Melting snow and heavy rains washed huge amounts of nutrients, particularly phosphorus and nitrogen, from sewage treatment plants, lawns, farmland, and other sources along the Mississippi River into the Gulf of Mexico. Once in the Gulf, these nutrients help crop and plant growth, help algae to bloom that reduces oxygen levels in the water, and make marine life impossible to survive.
According to NOAA, the dead zone costs the U.S. tourism and seafood industries $82 million a year. The impact could be highly damaging to the Gulf’s seafood industry. This seafood industry accounts for 40% of the nation’s seafood. Commercial species and fish usually move out to sea to avoid the dead zone, and because of this, fishers are forced to travel farther from land. They have to spend more money and time getting their catches, which adds stress to the industry, which is already affected by oil spills and hurricanes. The species that cannot move or move fast die out, giving the area the dead zone.

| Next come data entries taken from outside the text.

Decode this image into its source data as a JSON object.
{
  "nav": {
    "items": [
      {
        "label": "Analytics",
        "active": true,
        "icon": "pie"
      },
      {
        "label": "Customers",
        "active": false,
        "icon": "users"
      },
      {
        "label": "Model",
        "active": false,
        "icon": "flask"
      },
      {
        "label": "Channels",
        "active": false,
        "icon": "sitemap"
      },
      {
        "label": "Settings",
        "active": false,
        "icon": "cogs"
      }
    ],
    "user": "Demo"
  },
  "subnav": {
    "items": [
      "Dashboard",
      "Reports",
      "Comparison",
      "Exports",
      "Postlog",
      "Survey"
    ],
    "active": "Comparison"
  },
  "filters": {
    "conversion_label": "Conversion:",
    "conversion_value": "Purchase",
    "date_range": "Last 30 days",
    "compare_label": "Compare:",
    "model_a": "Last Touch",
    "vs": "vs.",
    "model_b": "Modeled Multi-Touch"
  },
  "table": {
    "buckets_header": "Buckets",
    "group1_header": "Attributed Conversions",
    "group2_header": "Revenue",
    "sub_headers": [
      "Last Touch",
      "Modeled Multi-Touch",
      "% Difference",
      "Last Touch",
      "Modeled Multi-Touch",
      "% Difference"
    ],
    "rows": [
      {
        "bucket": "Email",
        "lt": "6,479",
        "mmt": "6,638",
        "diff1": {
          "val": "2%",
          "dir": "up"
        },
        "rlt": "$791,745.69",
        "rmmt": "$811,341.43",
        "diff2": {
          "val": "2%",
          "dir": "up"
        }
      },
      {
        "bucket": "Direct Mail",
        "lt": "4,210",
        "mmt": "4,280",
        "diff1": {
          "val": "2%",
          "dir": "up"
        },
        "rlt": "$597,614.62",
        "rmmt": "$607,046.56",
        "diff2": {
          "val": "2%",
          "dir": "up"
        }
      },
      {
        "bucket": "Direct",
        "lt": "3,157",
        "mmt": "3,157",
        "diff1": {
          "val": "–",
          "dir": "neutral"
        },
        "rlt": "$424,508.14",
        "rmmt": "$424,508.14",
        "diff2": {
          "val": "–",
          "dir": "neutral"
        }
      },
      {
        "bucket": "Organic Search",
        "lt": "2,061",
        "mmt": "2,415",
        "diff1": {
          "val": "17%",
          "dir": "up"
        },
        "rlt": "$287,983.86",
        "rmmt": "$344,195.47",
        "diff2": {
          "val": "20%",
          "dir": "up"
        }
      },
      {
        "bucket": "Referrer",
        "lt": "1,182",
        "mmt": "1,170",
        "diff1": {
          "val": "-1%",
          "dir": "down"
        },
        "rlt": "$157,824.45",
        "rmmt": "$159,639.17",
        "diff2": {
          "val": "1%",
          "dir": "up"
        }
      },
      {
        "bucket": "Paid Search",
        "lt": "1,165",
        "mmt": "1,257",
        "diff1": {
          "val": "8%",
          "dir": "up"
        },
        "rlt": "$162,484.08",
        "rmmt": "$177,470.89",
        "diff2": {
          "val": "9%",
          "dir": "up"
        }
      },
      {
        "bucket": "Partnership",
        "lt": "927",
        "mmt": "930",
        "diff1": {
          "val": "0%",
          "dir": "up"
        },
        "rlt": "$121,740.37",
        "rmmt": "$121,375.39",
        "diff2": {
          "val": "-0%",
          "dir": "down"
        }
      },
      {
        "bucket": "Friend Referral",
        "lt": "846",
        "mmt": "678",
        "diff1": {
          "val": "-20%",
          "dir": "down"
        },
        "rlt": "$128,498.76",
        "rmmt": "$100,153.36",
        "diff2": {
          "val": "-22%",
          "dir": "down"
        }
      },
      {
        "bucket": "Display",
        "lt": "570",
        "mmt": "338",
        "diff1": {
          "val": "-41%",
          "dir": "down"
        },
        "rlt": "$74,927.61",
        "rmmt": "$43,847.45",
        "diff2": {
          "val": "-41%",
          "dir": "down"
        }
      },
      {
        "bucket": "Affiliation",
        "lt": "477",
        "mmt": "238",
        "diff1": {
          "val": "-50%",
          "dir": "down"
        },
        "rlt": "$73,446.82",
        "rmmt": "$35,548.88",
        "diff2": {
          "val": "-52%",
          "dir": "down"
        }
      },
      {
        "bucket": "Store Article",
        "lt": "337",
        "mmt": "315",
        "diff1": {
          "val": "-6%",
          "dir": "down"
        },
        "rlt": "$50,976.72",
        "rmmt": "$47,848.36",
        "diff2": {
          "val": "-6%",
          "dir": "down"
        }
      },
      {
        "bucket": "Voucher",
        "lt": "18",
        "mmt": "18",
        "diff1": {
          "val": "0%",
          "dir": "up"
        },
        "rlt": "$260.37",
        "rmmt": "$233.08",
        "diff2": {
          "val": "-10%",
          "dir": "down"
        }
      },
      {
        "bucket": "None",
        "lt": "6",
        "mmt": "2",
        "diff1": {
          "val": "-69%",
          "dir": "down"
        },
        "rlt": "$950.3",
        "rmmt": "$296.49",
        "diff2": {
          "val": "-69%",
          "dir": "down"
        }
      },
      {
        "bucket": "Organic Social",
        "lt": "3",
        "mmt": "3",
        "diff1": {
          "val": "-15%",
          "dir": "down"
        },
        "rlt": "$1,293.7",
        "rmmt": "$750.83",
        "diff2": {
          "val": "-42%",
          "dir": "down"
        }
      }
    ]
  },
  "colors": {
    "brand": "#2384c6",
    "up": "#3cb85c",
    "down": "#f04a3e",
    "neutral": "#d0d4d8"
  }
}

The dead zone in the Oregon Coast –
U.S. Route 101 is a major north-south U.S. Highway in Oregon that is along the coastline near the pacific ocean runs through the state. It runs from the south of Brooking from the California border on the Columbia River to the Washington State Line between Washington, Megler, Oregon, Astoria. US 101 is appointed as the Oregon Coast Highway No. 9 as it serves the Oregon Coast.
According to the research done in 2009, scientists say a fundamentally new trend in the ocean and atmospheric circulation patterns in the Pacific Northwest has begun and is expanding its scope beyond Oregon waters. On the Oregon Coast, there have been reported dead crabs. At 180 feet, some dissolved oxygen levels had been measured was as low as 0.55 milliliters per liter, and areas as shallow as 45 feet had been measured at 1 milliliter per liter. These oxygen levels were many times lower than normal. There was a huge pool of low-oxygen water with values as low as 0.46 milliliters per liter off the central Oregon coasts.